Piotr Stokowiec: Sędzia obrał dziwną linię prowadzenia tego spotkania. Nie umiem tego wytłumaczyć
asinfo
Lechia Gdańsk przegrała na wyjeździe z Piastem Gliwice 0:2. Piotr Stokowiec podczas konferencji prasowej zwrócił uwagę na pracę arbitra.
Ekipa z Trójmiasta z Gliwic wraca bez punktów. Z tamtejszym Piastem przegrała 0:2. Gole dla zwycięzców zdobyli Świerczok i Czerwiński. Piotr Stokowiec nie mógł się pogodzić z decyzjami arbitra. Już w 3. minucie sędzia podyktował jedenastkę dla gospodarzy.
Dalsza część tekstu pod wideo
- Rzut karny na pewno ustawił przebieg wydarzeń w tym meczu. Sędzia chyba tylko w wiadomy dla siebie sposób obrał dziwną linię prowadzenia tego spotkania. Nie umiem tego wytłumaczyć - ocenił szkoleniowiec.

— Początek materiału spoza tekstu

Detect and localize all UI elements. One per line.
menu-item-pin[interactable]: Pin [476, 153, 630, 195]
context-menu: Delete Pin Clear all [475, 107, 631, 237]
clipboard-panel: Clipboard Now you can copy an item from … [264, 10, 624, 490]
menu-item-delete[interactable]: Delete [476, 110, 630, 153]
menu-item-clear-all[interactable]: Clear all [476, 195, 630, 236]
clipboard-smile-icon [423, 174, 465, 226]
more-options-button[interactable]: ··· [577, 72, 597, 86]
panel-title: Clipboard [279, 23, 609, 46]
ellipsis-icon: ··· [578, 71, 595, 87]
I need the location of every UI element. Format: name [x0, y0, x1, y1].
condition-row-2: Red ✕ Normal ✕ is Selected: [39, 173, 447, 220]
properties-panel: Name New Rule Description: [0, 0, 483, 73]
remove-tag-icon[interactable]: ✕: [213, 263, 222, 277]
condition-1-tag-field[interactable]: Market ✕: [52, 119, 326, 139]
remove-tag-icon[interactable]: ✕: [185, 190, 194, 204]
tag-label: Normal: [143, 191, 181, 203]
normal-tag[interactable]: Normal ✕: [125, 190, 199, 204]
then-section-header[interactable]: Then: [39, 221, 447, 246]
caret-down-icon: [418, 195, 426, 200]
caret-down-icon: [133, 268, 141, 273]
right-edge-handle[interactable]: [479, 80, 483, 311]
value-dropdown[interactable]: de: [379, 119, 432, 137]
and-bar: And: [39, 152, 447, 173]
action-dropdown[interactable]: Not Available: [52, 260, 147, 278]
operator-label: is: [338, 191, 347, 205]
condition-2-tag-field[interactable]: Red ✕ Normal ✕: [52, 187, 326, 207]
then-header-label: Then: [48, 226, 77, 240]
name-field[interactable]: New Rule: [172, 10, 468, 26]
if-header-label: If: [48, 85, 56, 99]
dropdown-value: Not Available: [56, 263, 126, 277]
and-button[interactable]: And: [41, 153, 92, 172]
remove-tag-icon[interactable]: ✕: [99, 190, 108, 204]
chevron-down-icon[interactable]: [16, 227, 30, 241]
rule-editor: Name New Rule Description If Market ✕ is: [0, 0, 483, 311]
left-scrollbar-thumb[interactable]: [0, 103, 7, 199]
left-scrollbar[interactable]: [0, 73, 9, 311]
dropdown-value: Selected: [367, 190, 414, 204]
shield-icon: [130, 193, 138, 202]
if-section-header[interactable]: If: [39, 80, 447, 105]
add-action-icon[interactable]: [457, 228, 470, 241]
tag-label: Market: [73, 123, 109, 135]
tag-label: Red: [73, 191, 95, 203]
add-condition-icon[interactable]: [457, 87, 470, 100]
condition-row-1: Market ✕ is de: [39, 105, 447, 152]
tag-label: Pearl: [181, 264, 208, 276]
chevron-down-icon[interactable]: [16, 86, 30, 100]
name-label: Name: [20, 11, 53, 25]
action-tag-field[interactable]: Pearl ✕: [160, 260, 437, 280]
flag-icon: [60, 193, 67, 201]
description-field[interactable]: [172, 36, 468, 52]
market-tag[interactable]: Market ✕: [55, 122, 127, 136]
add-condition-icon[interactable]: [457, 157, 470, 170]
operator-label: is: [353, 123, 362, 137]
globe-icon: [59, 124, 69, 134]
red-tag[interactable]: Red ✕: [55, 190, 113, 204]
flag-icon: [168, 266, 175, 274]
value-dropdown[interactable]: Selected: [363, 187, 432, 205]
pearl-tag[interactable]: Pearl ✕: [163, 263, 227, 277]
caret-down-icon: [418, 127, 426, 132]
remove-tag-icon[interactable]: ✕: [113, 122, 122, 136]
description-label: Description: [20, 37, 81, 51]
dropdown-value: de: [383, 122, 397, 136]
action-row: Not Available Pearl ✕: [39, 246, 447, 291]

- To był bardzo dziwny mecz. Z naszej strony było dużo niefrasobliwości. Zrobiliśmy sporo, żeby odrobić straty, ale zabrakło nam skuteczności. Może trochę zabrakło czasu, żeby ugrać coś więcej. Jestem zły na przebieg tego spotkania, lecz taka jest piłka. Powiem szczerze, że dzisiaj nie cieszyłbym się nawet z remisu. W mojej ocenie podział punktów również nie byłby zadowalający - dodał.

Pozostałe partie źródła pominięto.